Use Google to find ratings and reviews. Or ask around. Or check out Yelp, whatever. There are so many things a person may need to find and/or replace when they get to their new city/state. For me the list looks something like: dry cleaners, tailor, shoe cobbler, nail salon, hair salon, eye brow wax, everywhere else wax, coffee shop, a clean movie theatre, etc. The list goes on and on. And no, I’m not going to find these places and services overnight however, doing a little bit of research and narrowing down your search is a good way to try out local businesses. It’s much easier to try out three dry cleaners and choose the one you like best as opposed to having nine options and feeling overwhelmed. Oh and never be to proud to ask someone where they go to for (fill in the blank). I’ve found many a hair or nail place that way.
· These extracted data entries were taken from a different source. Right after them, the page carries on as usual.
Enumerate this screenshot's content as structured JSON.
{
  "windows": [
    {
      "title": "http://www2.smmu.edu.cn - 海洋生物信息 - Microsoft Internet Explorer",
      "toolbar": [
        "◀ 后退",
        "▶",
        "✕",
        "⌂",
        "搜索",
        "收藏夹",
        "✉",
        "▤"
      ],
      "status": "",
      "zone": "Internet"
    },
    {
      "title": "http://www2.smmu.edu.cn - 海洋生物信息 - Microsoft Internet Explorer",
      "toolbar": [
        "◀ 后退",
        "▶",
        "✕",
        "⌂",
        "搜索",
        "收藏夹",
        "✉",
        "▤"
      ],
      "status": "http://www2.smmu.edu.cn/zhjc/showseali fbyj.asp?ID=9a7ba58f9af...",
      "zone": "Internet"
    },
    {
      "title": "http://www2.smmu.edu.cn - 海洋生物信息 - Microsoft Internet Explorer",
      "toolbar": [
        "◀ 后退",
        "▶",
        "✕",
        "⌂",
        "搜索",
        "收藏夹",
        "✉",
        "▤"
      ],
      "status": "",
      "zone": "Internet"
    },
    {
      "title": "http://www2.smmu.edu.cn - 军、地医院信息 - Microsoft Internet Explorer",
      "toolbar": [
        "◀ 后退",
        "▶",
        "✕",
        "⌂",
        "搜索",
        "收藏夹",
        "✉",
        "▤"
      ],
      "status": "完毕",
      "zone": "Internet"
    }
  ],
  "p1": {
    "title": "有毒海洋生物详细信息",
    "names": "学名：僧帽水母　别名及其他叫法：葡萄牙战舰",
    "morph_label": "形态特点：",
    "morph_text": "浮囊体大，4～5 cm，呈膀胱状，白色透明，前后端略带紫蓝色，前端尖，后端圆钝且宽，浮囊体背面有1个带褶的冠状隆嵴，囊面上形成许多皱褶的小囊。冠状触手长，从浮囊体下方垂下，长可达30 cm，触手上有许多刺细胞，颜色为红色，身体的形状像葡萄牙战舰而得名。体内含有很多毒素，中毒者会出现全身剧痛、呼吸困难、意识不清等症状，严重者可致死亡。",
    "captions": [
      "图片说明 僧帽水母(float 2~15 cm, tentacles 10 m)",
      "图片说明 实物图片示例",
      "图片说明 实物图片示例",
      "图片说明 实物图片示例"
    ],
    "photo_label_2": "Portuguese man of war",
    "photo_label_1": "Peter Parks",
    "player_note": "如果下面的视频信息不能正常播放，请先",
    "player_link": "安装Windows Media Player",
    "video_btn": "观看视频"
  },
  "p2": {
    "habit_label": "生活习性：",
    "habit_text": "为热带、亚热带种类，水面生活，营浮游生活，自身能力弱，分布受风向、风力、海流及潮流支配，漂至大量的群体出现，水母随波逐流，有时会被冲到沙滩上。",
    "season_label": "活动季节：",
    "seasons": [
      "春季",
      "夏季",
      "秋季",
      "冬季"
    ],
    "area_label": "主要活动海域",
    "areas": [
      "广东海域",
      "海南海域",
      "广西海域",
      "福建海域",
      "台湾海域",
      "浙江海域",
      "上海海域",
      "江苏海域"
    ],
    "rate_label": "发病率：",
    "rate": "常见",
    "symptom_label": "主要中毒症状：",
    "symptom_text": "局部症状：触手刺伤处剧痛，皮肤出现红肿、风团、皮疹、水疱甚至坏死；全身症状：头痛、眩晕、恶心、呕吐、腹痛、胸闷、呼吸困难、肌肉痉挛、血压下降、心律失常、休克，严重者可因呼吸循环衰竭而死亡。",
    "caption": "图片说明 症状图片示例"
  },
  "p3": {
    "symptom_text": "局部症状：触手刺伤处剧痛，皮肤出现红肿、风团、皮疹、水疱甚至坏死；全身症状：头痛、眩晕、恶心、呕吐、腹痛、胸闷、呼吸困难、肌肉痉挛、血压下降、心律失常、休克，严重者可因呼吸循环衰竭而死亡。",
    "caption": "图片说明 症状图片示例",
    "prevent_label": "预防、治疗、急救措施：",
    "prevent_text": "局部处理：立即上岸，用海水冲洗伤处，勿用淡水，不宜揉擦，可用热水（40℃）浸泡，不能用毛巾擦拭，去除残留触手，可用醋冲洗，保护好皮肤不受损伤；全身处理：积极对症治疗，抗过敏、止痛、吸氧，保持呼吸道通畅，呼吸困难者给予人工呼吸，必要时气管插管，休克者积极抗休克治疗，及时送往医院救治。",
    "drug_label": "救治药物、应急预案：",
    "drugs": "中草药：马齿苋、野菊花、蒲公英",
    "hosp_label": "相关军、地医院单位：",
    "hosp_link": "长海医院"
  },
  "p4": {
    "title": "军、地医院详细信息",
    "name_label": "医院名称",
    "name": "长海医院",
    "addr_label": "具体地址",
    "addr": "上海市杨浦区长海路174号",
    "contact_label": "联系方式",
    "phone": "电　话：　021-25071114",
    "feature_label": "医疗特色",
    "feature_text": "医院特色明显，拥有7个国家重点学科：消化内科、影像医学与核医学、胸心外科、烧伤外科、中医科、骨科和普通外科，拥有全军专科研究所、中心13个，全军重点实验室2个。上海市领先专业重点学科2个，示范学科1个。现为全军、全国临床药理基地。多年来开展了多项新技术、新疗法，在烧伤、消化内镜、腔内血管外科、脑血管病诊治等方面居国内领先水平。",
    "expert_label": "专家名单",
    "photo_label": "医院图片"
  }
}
Learn your local information. Such as your county, the names of the neighborhoods, your mayor, your local newspapers, newscasters, and radio stations. You could theoretically live somewhere and not know what county you live in or who your mayor is which is b-a-n-a-n-a-s. I know it’s not the first thing to ask when you jump off the plane, but it’s important to know. Because in my opinion when you know, you feel more connected. For me, I always felt excited when I knew the local news anchors. I mean, Sven Sundgaard, my favorite Minneapolis weatherman (yes, Sven) will never beat Janice Huff, Michael Gargiulo or Darlene Rodriguez but I still appreciated the familiar face to tell me it was negative -2 with a wind chill of -17 outside, no bullshit.
Find your doctors now. Nothing is worse than being sick and having to sort through a list of doctors that (hopefully) accept your insurance. To avoid this, I always make an effort to spend a little time reviewing my insurance website and coming up with a shortlist of in-network doctors (medical, dental and vision) before I need them. I find out if they’re accepting patients, read reviews and check out their web pages. I also map out how far the office is from my home or my work. It may sound crazy but it’s never too early to prepare for that because, hello: it’s your health.
Realize it’s not home. Or wherever you call home. Y’all, bottom line is this: There really is no place like home. I mean, even when I was in NYC, it wasn’t the same comfortableness I had in Morris County, NJ. Wrapping my head around that fact and making an earnest effort not to compare where I am to where I came from is probably the hardest yet most effective way to acclimate.
Have you ever had to acclimate to a new city? What do you do?